Confused about 529 plans, how they work, and what expenses qualify for distributions? You are not alone. We help many clients navigate planning and paying for their children's' and grandchildren’s education expenses. Here are a few answers to commonly asked questions about 529s.
1. What is a 529 Plan?
A 529 Plan, also known as a Qualified Tuition Program from Section 529 of the Internal Revenue Code, is an account used to save for qualified education expenses for elementary, secondary, or higher education.
2. What are the benefits of a 529 Plan?
- 529 plans offer tax-free investment growth on earnings.
- Withdrawals are tax free when used for qualified education expenses.
- Some states offer an additional tax benefit to deduct the contributions made to their state 529 plan.
3. What expenses qualify?
Qualified education expenses are expenses required for the enrollment or attendance of the student at an eligible education institution.
- For elementary or secondary school, tuition is the only expense that qualifies and can be no more than $10,000 per year.
- For higher education qualified expenses are
- Tuition and fees
- Room and board
- Textbooks, supplies, and equipment
- Computer and peripheral equipment (like a printer)

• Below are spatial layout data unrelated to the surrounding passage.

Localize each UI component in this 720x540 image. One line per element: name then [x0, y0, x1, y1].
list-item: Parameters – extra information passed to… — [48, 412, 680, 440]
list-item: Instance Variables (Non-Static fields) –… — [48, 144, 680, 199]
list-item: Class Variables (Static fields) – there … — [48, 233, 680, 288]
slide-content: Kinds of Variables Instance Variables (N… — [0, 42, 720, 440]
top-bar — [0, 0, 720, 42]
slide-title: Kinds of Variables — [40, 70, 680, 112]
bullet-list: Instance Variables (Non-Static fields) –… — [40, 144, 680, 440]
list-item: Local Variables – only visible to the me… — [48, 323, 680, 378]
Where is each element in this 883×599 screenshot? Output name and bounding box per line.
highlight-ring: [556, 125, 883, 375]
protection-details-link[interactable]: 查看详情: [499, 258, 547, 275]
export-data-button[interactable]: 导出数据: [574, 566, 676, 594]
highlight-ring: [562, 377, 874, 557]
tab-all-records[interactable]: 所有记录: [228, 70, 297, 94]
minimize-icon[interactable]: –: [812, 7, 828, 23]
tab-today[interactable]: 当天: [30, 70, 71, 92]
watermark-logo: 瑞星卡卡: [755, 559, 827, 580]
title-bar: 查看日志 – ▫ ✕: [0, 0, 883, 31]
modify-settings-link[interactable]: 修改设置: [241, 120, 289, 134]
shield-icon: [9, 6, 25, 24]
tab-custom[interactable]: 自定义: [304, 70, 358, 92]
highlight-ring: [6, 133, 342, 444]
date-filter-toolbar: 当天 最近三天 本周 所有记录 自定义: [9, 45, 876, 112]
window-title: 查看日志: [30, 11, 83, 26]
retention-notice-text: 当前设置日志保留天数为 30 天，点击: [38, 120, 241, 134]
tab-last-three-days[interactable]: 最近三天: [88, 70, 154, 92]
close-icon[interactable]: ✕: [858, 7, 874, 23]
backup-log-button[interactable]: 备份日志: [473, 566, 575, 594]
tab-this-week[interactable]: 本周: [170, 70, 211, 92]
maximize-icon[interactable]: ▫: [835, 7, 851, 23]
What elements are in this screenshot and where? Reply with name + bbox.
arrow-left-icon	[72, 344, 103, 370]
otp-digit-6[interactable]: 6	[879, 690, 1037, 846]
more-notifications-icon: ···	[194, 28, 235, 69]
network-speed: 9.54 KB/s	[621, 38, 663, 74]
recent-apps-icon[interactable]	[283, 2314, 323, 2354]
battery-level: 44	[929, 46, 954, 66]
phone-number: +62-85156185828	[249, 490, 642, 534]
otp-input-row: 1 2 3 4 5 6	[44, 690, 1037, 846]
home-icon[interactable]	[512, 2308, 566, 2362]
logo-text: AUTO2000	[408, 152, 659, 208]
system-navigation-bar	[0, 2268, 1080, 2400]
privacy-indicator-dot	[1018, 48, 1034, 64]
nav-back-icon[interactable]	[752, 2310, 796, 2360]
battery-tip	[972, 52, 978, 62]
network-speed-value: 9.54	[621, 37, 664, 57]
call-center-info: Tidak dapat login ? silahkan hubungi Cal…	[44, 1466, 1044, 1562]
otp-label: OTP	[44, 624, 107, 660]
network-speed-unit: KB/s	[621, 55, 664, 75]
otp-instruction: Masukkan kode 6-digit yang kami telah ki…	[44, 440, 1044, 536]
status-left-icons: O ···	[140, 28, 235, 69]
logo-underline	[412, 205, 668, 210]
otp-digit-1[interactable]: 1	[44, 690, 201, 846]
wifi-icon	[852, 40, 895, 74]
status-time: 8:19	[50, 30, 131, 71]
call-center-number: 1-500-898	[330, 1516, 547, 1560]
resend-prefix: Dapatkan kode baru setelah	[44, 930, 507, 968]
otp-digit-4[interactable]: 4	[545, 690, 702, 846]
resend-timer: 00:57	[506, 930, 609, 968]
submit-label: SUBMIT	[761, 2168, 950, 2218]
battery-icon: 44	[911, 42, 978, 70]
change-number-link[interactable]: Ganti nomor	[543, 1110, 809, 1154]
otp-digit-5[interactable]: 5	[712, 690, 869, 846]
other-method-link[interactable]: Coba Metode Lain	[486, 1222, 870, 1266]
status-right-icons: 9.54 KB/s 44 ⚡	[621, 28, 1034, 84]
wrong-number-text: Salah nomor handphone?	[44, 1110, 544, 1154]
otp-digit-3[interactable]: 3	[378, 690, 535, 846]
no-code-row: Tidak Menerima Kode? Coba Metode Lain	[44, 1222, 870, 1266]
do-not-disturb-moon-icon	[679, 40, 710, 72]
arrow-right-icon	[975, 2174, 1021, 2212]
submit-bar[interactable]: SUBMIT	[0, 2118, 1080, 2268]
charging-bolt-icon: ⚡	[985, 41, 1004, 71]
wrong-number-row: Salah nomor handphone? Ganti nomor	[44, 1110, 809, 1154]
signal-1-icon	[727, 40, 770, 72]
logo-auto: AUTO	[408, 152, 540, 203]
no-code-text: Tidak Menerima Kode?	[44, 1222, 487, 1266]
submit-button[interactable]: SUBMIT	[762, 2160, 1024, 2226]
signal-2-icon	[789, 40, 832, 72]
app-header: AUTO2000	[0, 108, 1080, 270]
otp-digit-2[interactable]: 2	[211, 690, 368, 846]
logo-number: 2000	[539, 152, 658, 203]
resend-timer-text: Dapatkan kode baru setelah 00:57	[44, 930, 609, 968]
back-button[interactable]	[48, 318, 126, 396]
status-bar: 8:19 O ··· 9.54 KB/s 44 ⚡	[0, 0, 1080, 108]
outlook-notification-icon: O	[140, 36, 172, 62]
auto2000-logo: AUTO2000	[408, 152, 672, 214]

- With the passage of the SECURE Act by Congress in 2019, qualified education expenses have been expanded to include student loan payments and costs associated with approved apprenticeship programs. A lifetime limit of $10,000 can be withdrawn from the 529 plan and used to repay the student’s student loans and an additional $10,000 may be used to repay a sibling’s student loans.
4. What expenses do not qualify?
Expenses that are not required for enrollment or attendance at the eligible education institution are non-qualified expenses:
- Transportation and travel costs
- College application and testing fees
- Extracurricular activity fees
- Parking fees
5. What happens if a distribution is taken for non-qualified expenses?
The earnings portion of the distribution will incur income tax and a 10% penalty. You will never be taxed or penalized on the portion of the distribution that is from your contributions.
6. What if my child receives a scholarship?
This is an exception to the penalty rule above. If the scholarship is tax-free, the IRS will allow you to take a distribution up to the amount of the scholarship penalty free, but the earnings portion of the distribution will incur income tax.
7. Can I transfer funds from one 529 account to another?
Yes, funds can be rolled over or transferred from one 529 account to another 529 account if the beneficiary of the other 529 is a member of the original beneficiary’s family. For 529 purposes, family members of the original beneficiary include the original beneficiary’s sibling, parent, child, or first cousin.